Para Giros, Cimar SA es una de las empresas con proyectos inmobiliarios más conocida de la zona, aunque precisaron que debe investigarse a cualquier emprendimiento inmobiliario o particular que haya inscripto como propio lotes de terrenos de esta zona en conflicto para "despejar que se trate de adquirente de buena fe y no de engranajes de una gran estafa por la propiedad de los últimos terrenos libres de lujosos emprendimientos inmobiliarios de Rosario".
Además, la Ong refiere que debería investigarse si estas empresas, al momento de ofrecer los lotes, "advierten sobre la situación real de los terrenos o aseveran una finalidad distinta para los mismos, no sólo como una mera violación a los derechos de cualquier consumidor sino porque esto podría evidenciar la existencia de una promesa anterior por parte de funcionarios habilitados para cambiar el destino de los terrenos".
* Giros considera que no sólo deben investigarse las empresas vinculadas a la tradición de la propiedad de la tierra sino aquellas personas jurídicas vinculadas a los trabajos relativos a la urbanización de las tierras, ya sea apertura de calles, tendido de redes eléctricas y de gas.

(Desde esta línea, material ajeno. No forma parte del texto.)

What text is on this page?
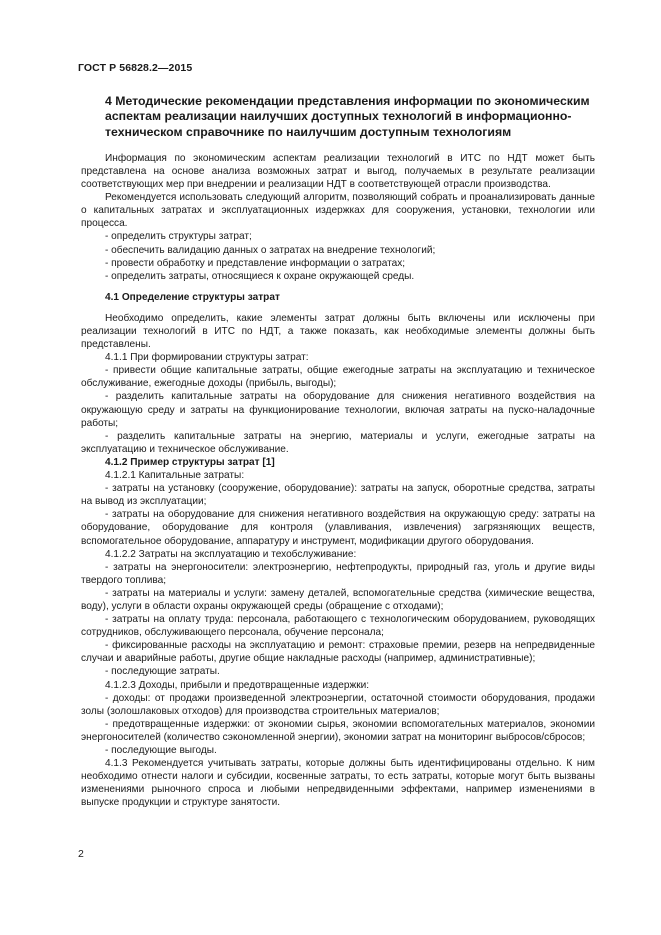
ГОСТ Р 56828.2—2015
4 Методические рекомендации представления информации по экономическим аспектам реализации наилучших доступных технологий в информационно-техническом справочнике по наилучшим доступным технологиям

Информация по экономическим аспектам реализации технологий в ИТС по НДТ может быть представлена на основе анализа возможных затрат и выгод, получаемых в результате реализации соответствующих мер при внедрении и реализации НДТ в соответствующей отрасли производства.

Рекомендуется использовать следующий алгоритм, позволяющий собрать и проанализировать данные о капитальных затратах и эксплуатационных издержках для сооружения, установки, технологии или процесса.

- определить структуры затрат;

- обеспечить валидацию данных о затратах на внедрение технологий;

- провести обработку и представление информации о затратах;

- определить затраты, относящиеся к охране окружающей среды.

4.1 Определение структуры затрат

Необходимо определить, какие элементы затрат должны быть включены или исключены при реализации технологий в ИТС по НДТ, а также показать, как необходимые элементы должны быть представлены.

4.1.1 При формировании структуры затрат:

- привести общие капитальные затраты, общие ежегодные затраты на эксплуатацию и техническое обслуживание, ежегодные доходы (прибыль, выгоды);

- разделить капитальные затраты на оборудование для снижения негативного воздействия на окружающую среду и затраты на функционирование технологии, включая затраты на пуско-наладочные работы;

- разделить капитальные затраты на энергию, материалы и услуги, ежегодные затраты на эксплуатацию и техническое обслуживание.

4.1.2 Пример структуры затрат [1]

4.1.2.1 Капитальные затраты:

- затраты на установку (сооружение, оборудование): затраты на запуск, оборотные средства, затраты на вывод из эксплуатации;

- затраты на оборудование для снижения негативного воздействия на окружающую среду: затраты на оборудование, оборудование для контроля (улавливания, извлечения) загрязняющих веществ, вспомогательное оборудование, аппаратуру и инструмент, модификации другого оборудования.

4.1.2.2 Затраты на эксплуатацию и техобслуживание:

- затраты на энергоносители: электроэнергию, нефтепродукты, природный газ, уголь и другие виды твердого топлива;

- затраты на материалы и услуги: замену деталей, вспомогательные средства (химические вещества, воду), услуги в области охраны окружающей среды (обращение с отходами);

- затраты на оплату труда: персонала, работающего с технологическим оборудованием, руководящих сотрудников, обслуживающего персонала, обучение персонала;

- фиксированные расходы на эксплуатацию и ремонт: страховые премии, резерв на непредвиденные случаи и аварийные работы, другие общие накладные расходы (например, административные);

- последующие затраты.

4.1.2.3 Доходы, прибыли и предотвращенные издержки:

- доходы: от продажи произведенной электроэнергии, остаточной стоимости оборудования, продажи золы (золошлаковых отходов) для производства строительных материалов;

- предотвращенные издержки: от экономии сырья, экономии вспомогательных материалов, экономии энергоносителей (количество сэкономленной энергии), экономии затрат на мониторинг выбросов/сбросов;

- последующие выгоды.

4.1.3 Рекомендуется учитывать затраты, которые должны быть идентифицированы отдельно. К ним необходимо отнести налоги и субсидии, косвенные затраты, то есть затраты, которые могут быть вызваны изменениями рыночного спроса и любыми непредвиденными эффектами, например изменениями в выпуске продукции и структуре занятости.

2
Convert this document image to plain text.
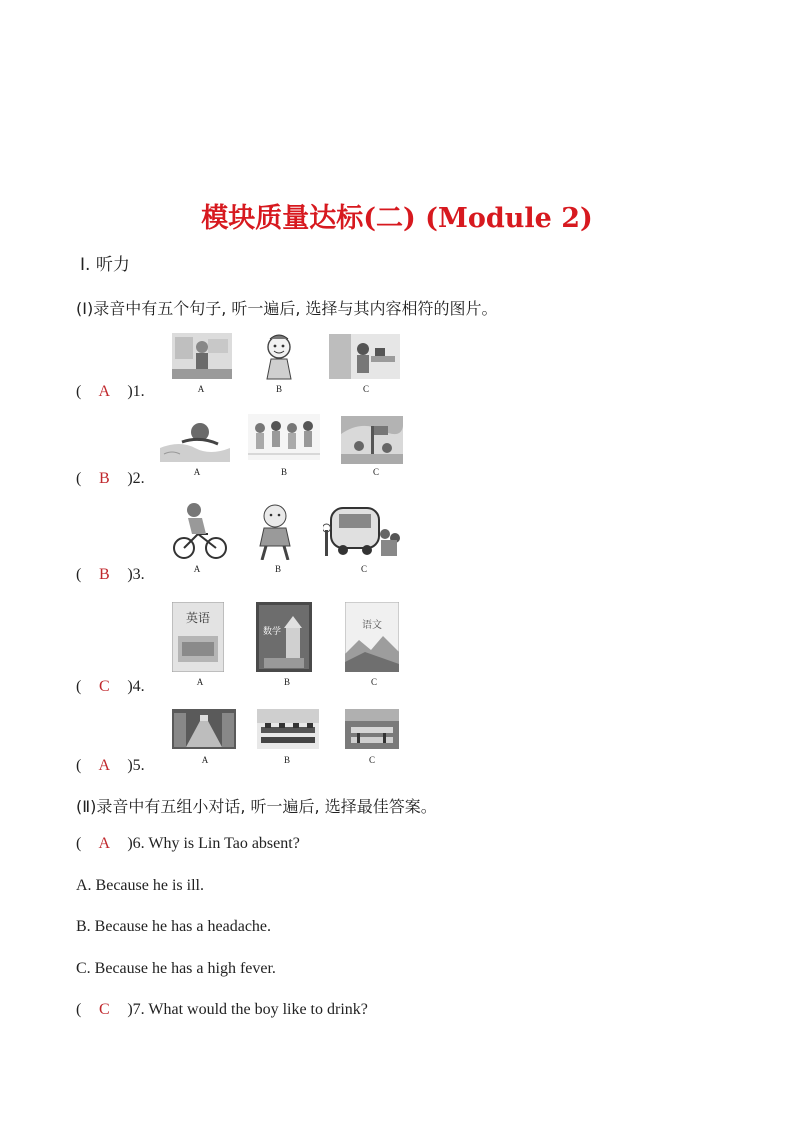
模块质量达标(二) (Module 2)
Ⅰ. 听力
(Ⅰ)录音中有五个句子, 听一遍后, 选择与其内容相符的图片。
( A )1.	A	B	C
( B )2.	A	B	C
( B )3.	A	B	C
( C )4.
英语
数学
语文
A	B	C
( A )5.	A	B	C
(Ⅱ)录音中有五组小对话, 听一遍后, 选择最佳答案。
( A )6. Why is Lin Tao absent?
A. Because he is ill.
B. Because he has a headache.
C. Because he has a high fever.
( C )7. What would the boy like to drink?
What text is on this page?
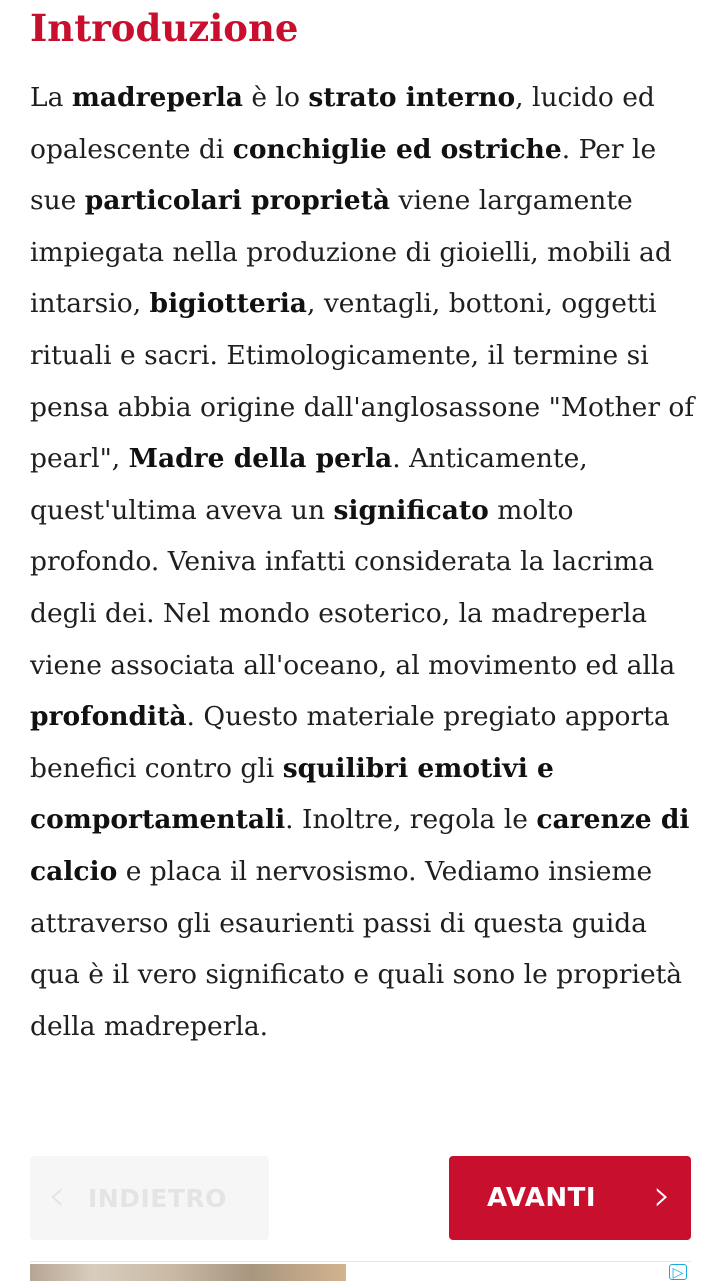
Introduzione

La madreperla è lo strato interno, lucido ed opalescente di conchiglie ed ostriche. Per le sue particolari proprietà viene largamente impiegata nella produzione di gioielli, mobili ad intarsio, bigiotteria, ventagli, bottoni, oggetti rituali e sacri. Etimologicamente, il termine si pensa abbia origine dall'anglosassone "Mother of pearl", Madre della perla. Anticamente, quest'ultima aveva un significato molto profondo. Veniva infatti considerata la lacrima degli dei. Nel mondo esoterico, la madreperla viene associata all'oceano, al movimento ed alla profondità. Questo materiale pregiato apporta benefici contro gli squilibri emotivi e comportamentali. Inoltre, regola le carenze di calcio e placa il nervosismo. Vediamo insieme attraverso gli esaurienti passi di questa guida qua è il vero significato e quali sono le proprietà della madreperla.

‹ INDIETRO	AVANTI ›
▷
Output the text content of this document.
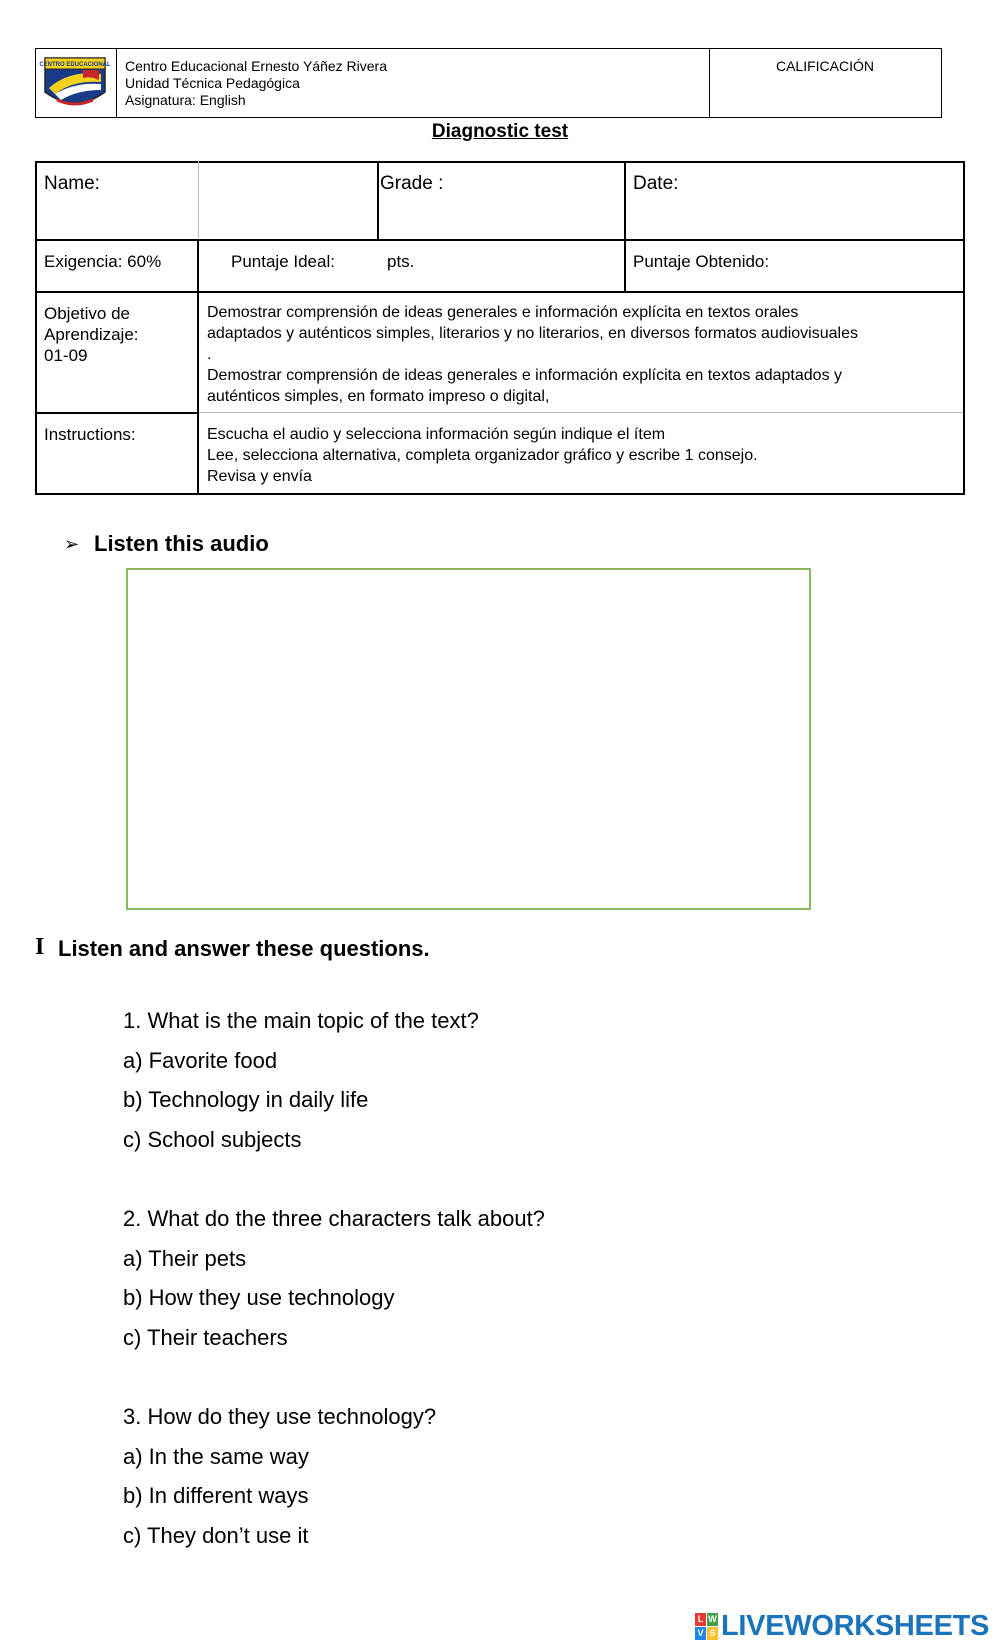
CENTRO EDUCACIONAL Centro Educacional Ernesto Yáñez Rivera
Unidad Técnica Pedagógica
Asignatura: English
CALIFICACIÓN
Diagnostic test
Name:	Grade :	Date:
Exigencia: 60%	Puntaje Ideal:	pts.	Puntaje Obtenido:
Objetivo de
Aprendizaje:
01-09
Demostrar comprensión de ideas generales e información explícita en textos orales
adaptados y auténticos simples, literarios y no literarios, en diversos formatos audiovisuales
.
Demostrar comprensión de ideas generales e información explícita en textos adaptados y
auténticos simples, en formato impreso o digital,
Instructions:	Escucha el audio y selecciona información según indique el ítem
Lee, selecciona alternativa, completa organizador gráfico y escribe 1 consejo.
Revisa y envía
➢ Listen this audio
I Listen and answer these questions.
1. What is the main topic of the text?
a) Favorite food
b) Technology in daily life
c) School subjects
2. What do the three characters talk about?
a) Their pets
b) How they use technology
c) Their teachers
3. How do they use technology?
a) In the same way
b) In different ways
c) They don’t use it
L W
V S LIVEWORKSHEETS
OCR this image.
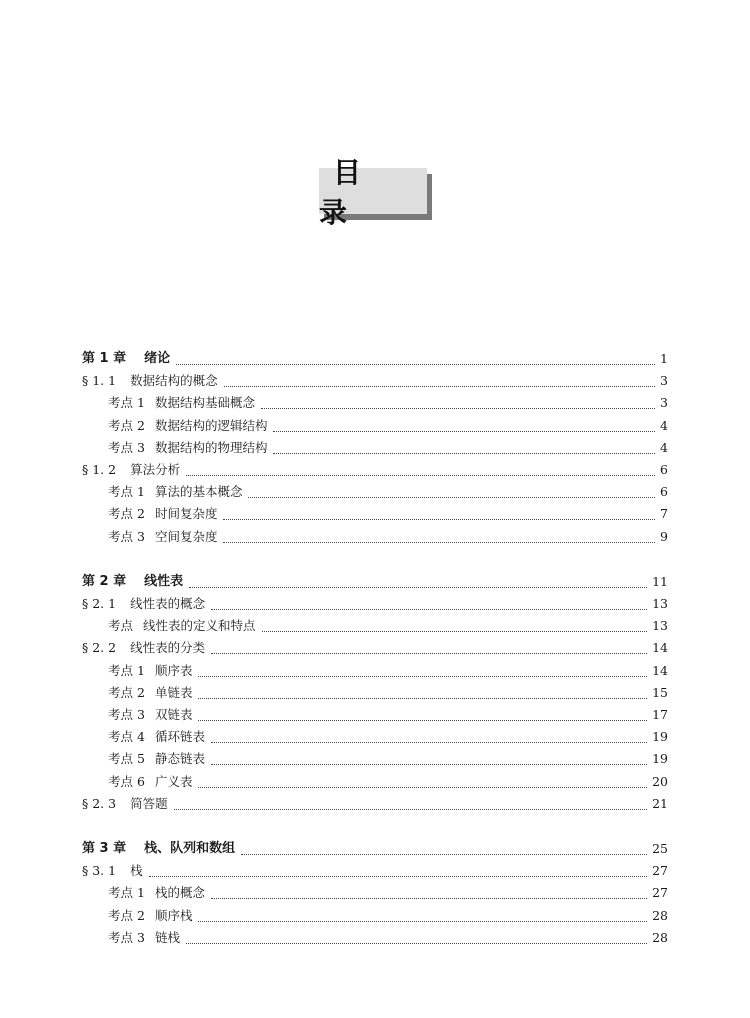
目 录
第 1 章 绪论	1
§ 1. 1 数据结构的概念	3
考点 1 数据结构基础概念	3
考点 2 数据结构的逻辑结构	4
考点 3 数据结构的物理结构	4
§ 1. 2 算法分析	6
考点 1 算法的基本概念	6
考点 2 时间复杂度	7
考点 3 空间复杂度	9
第 2 章 线性表	11
§ 2. 1 线性表的概念	13
考点 线性表的定义和特点	13
§ 2. 2 线性表的分类	14
考点 1 顺序表	14
考点 2 单链表	15
考点 3 双链表	17
考点 4 循环链表	19
考点 5 静态链表	19
考点 6 广义表	20
§ 2. 3 简答题	21
第 3 章 栈、队列和数组	25
§ 3. 1 栈	27
考点 1 栈的概念	27
考点 2 顺序栈	28
考点 3 链栈	28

En el caso particular del tendido de gas, mencionan a Egea SRL que fuera "erróneamente" autorizada a comenzar los trabajos tendientes a llevar gas a la zona, y que la Municipalidad en noviembre de 2009 dispuso el inmediato cese de los mismos por considerar que "la ejecución de este tipo de construcción intrusiva constituía una inserción ilegal, anómala y fuera del marco legal urbanístico".
* Solicitaron que se investiguen los vínculos existentes entre personal de las empresas describiendo y empleados o funcionarios municipales que cumplen funciones relativas a la urbanización. De la investigación preliminar que efectuaron surge que, al menos Jorge Doncel y Adriana Salomón, ambos vinculados laboralmente a la Municipalidad de Rosario, a su vez integran o integraron las empresas vinculadas a los trabajos en la zona de Nuevo Alberdi que denunciaron, en particular, Cimar SA y Egea SRL.